Заключение

ПРИМЕЧАНИЯ

1. Анализ современной (западной) культуры как „культуры видимостей", как культуры игры кажимостей в противоположность иерархии порядков содержания и выражения см. Baudrillard, Jean. 1990. Seduction. NY.

2. Там же, гл. 2 „Superficial Abysses".

3. См. теоретизацию добровольного и принудительного у Н. Козловой: Социально-историческая антропология., стр. 71-76.

4. Jean Baudrillard, op. cit. См. также разработку темы „гладкой поверхности эпохи постпроизводства" (в частности, тела) в Baudrillard, Jean. 1995. Symbolic Exchange and Death. London, etc., главы „The Order of Simulacra" и „The Body, or the Mass Grave of Signs".

5. Это утверждение, казалось бы, противоречит тому контексту имперской пропаганды, в котором разворачиваются, в момент дописывания этого текста (зима 2000 года), политические события на российской сцене, а именно, контексту войны в Чечне и президентских выборов. Однако подход к постсоветской Родине с точки зрения трансвестизма, который мы предлагаем ниже, как нам кажется, снимает это противоречие.

6. О принципе „гардероба" в концептуализации культурной конструкции гендерной идентичности см. основополагающую работу Butler, Judith. 1990. Gender Trouble. Feminism and the Subversion of Identity. NY and London.

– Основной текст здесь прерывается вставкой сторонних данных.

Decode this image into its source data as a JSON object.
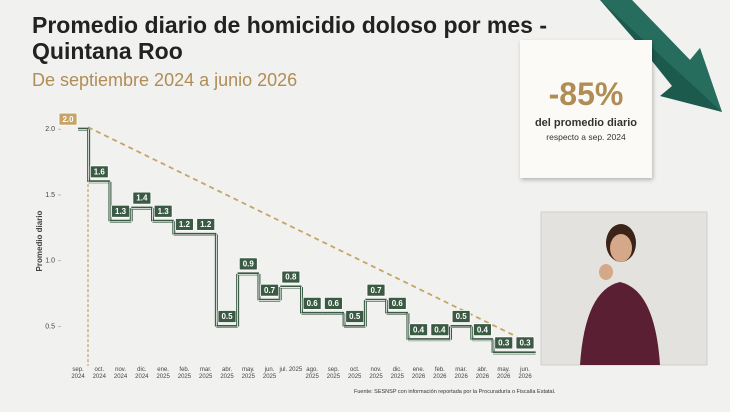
{
  "chart_data": {
    "type": "step",
    "title": "Promedio diario de homicidio doloso por mes - Quintana Roo",
    "subtitle": "De septiembre 2024 a junio 2026",
    "ylabel": "Promedio diario",
    "categories": [
      "sep. 2024",
      "oct. 2024",
      "nov. 2024",
      "dic. 2024",
      "ene. 2025",
      "feb. 2025",
      "mar. 2025",
      "abr. 2025",
      "may. 2025",
      "jun. 2025",
      "jul. 2025",
      "ago. 2025",
      "sep. 2025",
      "oct. 2025",
      "nov. 2025",
      "dic. 2025",
      "ene. 2026",
      "feb. 2026",
      "mar. 2026",
      "abr. 2026",
      "may. 2026",
      "jun. 2026"
    ],
    "values": [
      2.0,
      1.6,
      1.3,
      1.4,
      1.3,
      1.2,
      1.2,
      0.5,
      0.9,
      0.7,
      0.8,
      0.6,
      0.6,
      0.5,
      0.7,
      0.6,
      0.4,
      0.4,
      0.5,
      0.4,
      0.3,
      0.3
    ],
    "value_labels": [
      "2.0",
      "1.6",
      "1.3",
      "1.4",
      "1.3",
      "1.2",
      "1.2",
      "0.5",
      "0.9",
      "0.7",
      "0.8",
      "0.6",
      "0.6",
      "0.5",
      "0.7",
      "0.6",
      "0.4",
      "0.4",
      "0.5",
      "0.4",
      "0.3",
      "0.3"
    ],
    "color": "#3b5a44",
    "highlight_color": "#c6a468",
    "trend_color": "#c6a468",
    "ylim": [
      0.2,
      2.1
    ],
    "yticks": [
      0.5,
      {
        "value": 1.0,
        "label": "1.0"
      },
      1.5,
      {
        "value": 2.0,
        "label": "2.0"
      }
    ]
  },
  "callout": {
    "value": "-85%",
    "line1": "del promedio diario",
    "line2": "respecto a sep. 2024"
  },
  "source": "Fuente: SESNSP con información reportada por la Procuraduría o Fiscalía Estatal."
}
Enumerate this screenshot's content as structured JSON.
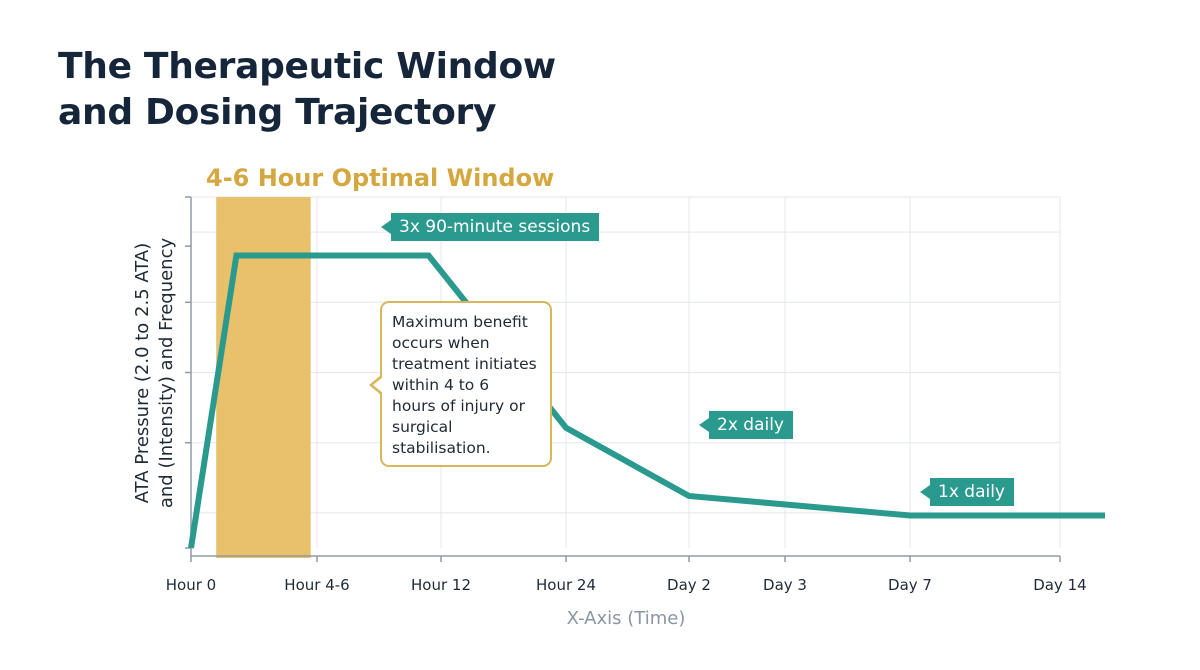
{
  "title_line1": "The Therapeutic Window",
  "title_line2": "and Dosing Trajectory",
  "chart_data": {
    "type": "line",
    "xlabel": "X-Axis (Time)",
    "ylabel_line1": "ATA Pressure (2.0 to 2.5 ATA)",
    "ylabel_line2": "and (Intensity) and Frequency",
    "categories": [
      "Hour 0",
      "Hour 4-6",
      "Hour 12",
      "Hour 24",
      "Day 2",
      "Day 3",
      "Day 7",
      "Day 14"
    ],
    "series": [
      {
        "x": [
          0,
          0.36,
          1.0,
          1.9,
          3.0,
          4.0,
          6.0,
          7.3
        ],
        "y": [
          0,
          0.9,
          0.9,
          0.9,
          0.37,
          0.16,
          0.1,
          0.1
        ]
      }
    ],
    "ylim": [
      0,
      1.08
    ],
    "xlim": [
      -0.5,
      7.3
    ],
    "grid": true,
    "highlight_band": {
      "label": "4-6 Hour Optimal Window",
      "x_start": 0.2,
      "x_end": 0.95,
      "color": "#e8c16a"
    },
    "line_color": "#2b9a8e",
    "annotations": {
      "sessions": "3x 90-minute sessions",
      "twice_daily": "2x daily",
      "once_daily": "1x daily",
      "callout_lines": [
        "Maximum benefit",
        "occurs when",
        "treatment initiates",
        "within 4 to 6",
        "hours of injury or",
        "surgical",
        "stabilisation."
      ]
    }
  }
}
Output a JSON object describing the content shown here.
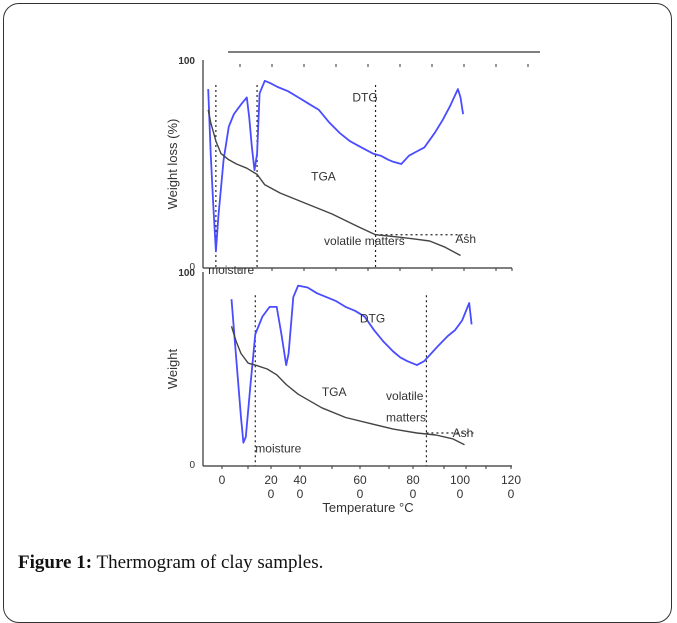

Мы находим чрезвычайно плодотворным перенос идеи трансвестированности с гендера и на другие формы идентичности, в том числе на этническую и государственническую идентичность, которая конструируется внутри смыслового пространства Родины ее фаллическим языком. В связи с этим чрезвычайно актуальна и предложенная в рамках постмодернистской феминистской теории еще одна модель - конструкция субъектности как киборга (Haraway, Donna. 1991. Simians, Cyborgs and Women. NY).

Киборг - это симбиоз „натурального" с „электронным", тела с микросхемой, т. е. живой плоти желания с компьютерным (инженерно сманипулированным) разумом. Субъект-киборг - это пограничное пространство между „органическим" и (культурно)-сконструированным. У такого киборга нет и не может быть никаких „корней", кроме тех, которые заложены в его память программистом. „Голос природы", „зов предков", „голос крови" - все эти „каналы связи" с Родиной в субъектности постсоветского типа оказываются глубоко подозрительными. Это и позволяет нам говорить о подобии между постсоветским патриотом и трансвеститом: и там, и там - игра мерцания границы между означающим и означаемым, та самая игра, которая в конечном счете обращает внутренне присущую Родине символическую агрессию против ее же собственных устоев.